The proof from contingency works as follows: Some finite things depend upon other things. To have a chair it is first necessary to have a tree, to have a tree it is first necessary to have soil, to have soil it is first necessary to have sand, to have sand it is first necessary to have rock, and so forth. The nature of things is such that other things are used to make them.

Aristotle’s material cause points out that the materials that are used to make something will shape what that thing will be like. A rock made from magma will be different from a rock made from sediments. Aquinas uses this principle to think about where matter came from. If things come from other things, we have an infinite chain which can never find its start. Therefore there must be a being like from the first two proofs that exists outside of contingent things to get the world started.

As Monseigneur Lemaître’s big bang theory goes: first there was nothing, then it exploded.

Lemaitre and Einstein, rocking out new physics theories.

Lemaitre and Einstein, rocking out theories of physics.

There must have been a cause of that explosion, by which material things gain their matter.

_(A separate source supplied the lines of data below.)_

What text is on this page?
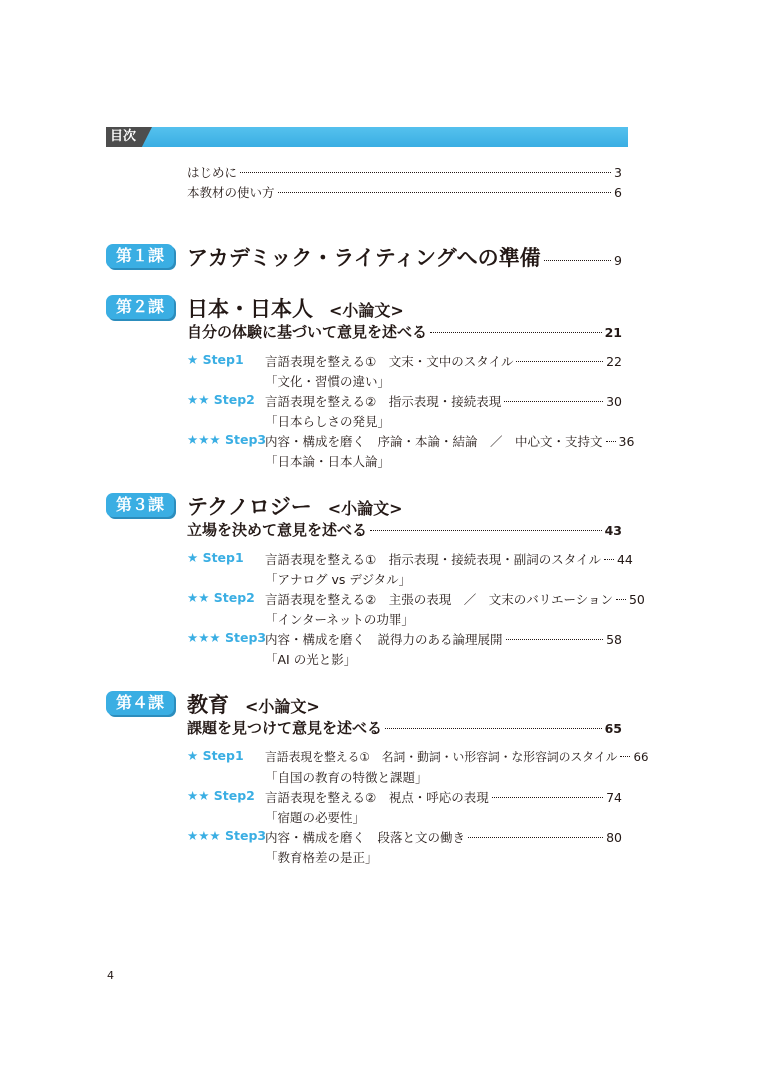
目次
はじめに	3
本教材の使い方	6
第１課	アカデミック・ライティングへの準備	9
第２課	日本・日本人 <小論文>
自分の体験に基づいて意見を述べる	21
★ Step1 言語表現を整える①　文末・文中のスタイル	22
「文化・習慣の違い」
★★ Step2 言語表現を整える②　指示表現・接続表現	30
「日本らしさの発見」
★★★ Step3
内容・構成を磨く　序論・本論・結論　／　中心文・支持文 36
「日本論・日本人論」
第３課	テクノロジー <小論文>
立場を決めて意見を述べる	43
★ Step1 言語表現を整える①　指示表現・接続表現・副詞のスタイル 44
「アナログ vs デジタル」
★★ Step2 言語表現を整える②　主張の表現　／　文末のバリエーション 50
「インターネットの功罪」
★★★ Step3
内容・構成を磨く　説得力のある論理展開	58
「AI の光と影」
第４課	教育 <小論文>
課題を見つけて意見を述べる	65
★ Step1 言語表現を整える①　名詞・動詞・い形容詞・な形容詞のスタイル 66
「自国の教育の特徴と課題」
★★ Step2 言語表現を整える②　視点・呼応の表現	74
「宿題の必要性」
★★★ Step3
内容・構成を磨く　段落と文の働き	80
「教育格差の是正」
4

This cause, like the two before it, has to be eternal and non-material to make any logical sense.

To sum the first three proofs then is to point out that our world makes no logical sense if we don’t have an eternal, non-material and not caused source of our world. According to Aquinas, this source is what we call God.

Dawkins argues that the above definition of God doesn’t yet include his other attributes, such as “omnipotence, omniscience, goodness, creativity of design” and so forth. How true this is, but then again, it’s only three arguments for the existence of God out of many arguments. The countless others help flesh out these five from Aquinas, who isn’t concerned with proving God per say, but very concerned with showing faith mixes with reason.

“The difficulty of explaining ‘why I am a Catholic’ is that there are ten thousand reasons all amounting to one reason: that Catholicism is true.” – G. K. Chesterton

“The difficulty of explaining ‘why I am a Catholic’ is that there are ten thousand reasons all amounting to one reason: that Catholicism is true.” – G. K. Chesterton

Dawkins other argument is that the above three proofs all amount to cosmological arguments from which God himself can’t escape. In other words, why doesn’t God also need to be caused?

Understood within the context of Aquinas trying to process Aristotle, this counter argument makes little sense. The non-theistic philosophy of Aristotle proved these causes must exist, and need to have a start at some point. All Aquinas does is to describe that start as God. It would be a truism that God is immune from the infinite regress problem because he as been defined by Aquinas as the eternal source pointed to by both Aristotle and the Prophets — pointed to by Reason and Faith.

Dawkins argues that the above definition of God is misleading, because there could be a natural source. However, this counter argument doesn’t fit within the logical framework of Aristotle nor does it match our current scientific understanding of the world. Aristotle showed any natural endpoint to the infinite regressions above would need to be eternal, and science, through it’s wide acceptance of the Big Bang Theory (a term originally coined by atheist Fred Hoyle to denigrate the priest who came up with it), has shown that in nature there is no such thing. Only by rejecting the logic of Aristotle and what scientists currently tell us might we consider a natural endpoint to the regressions.  Aristotle might be shown to be incorrect, and science might tell us something different in the future, but Dawkins argues for neither of these points.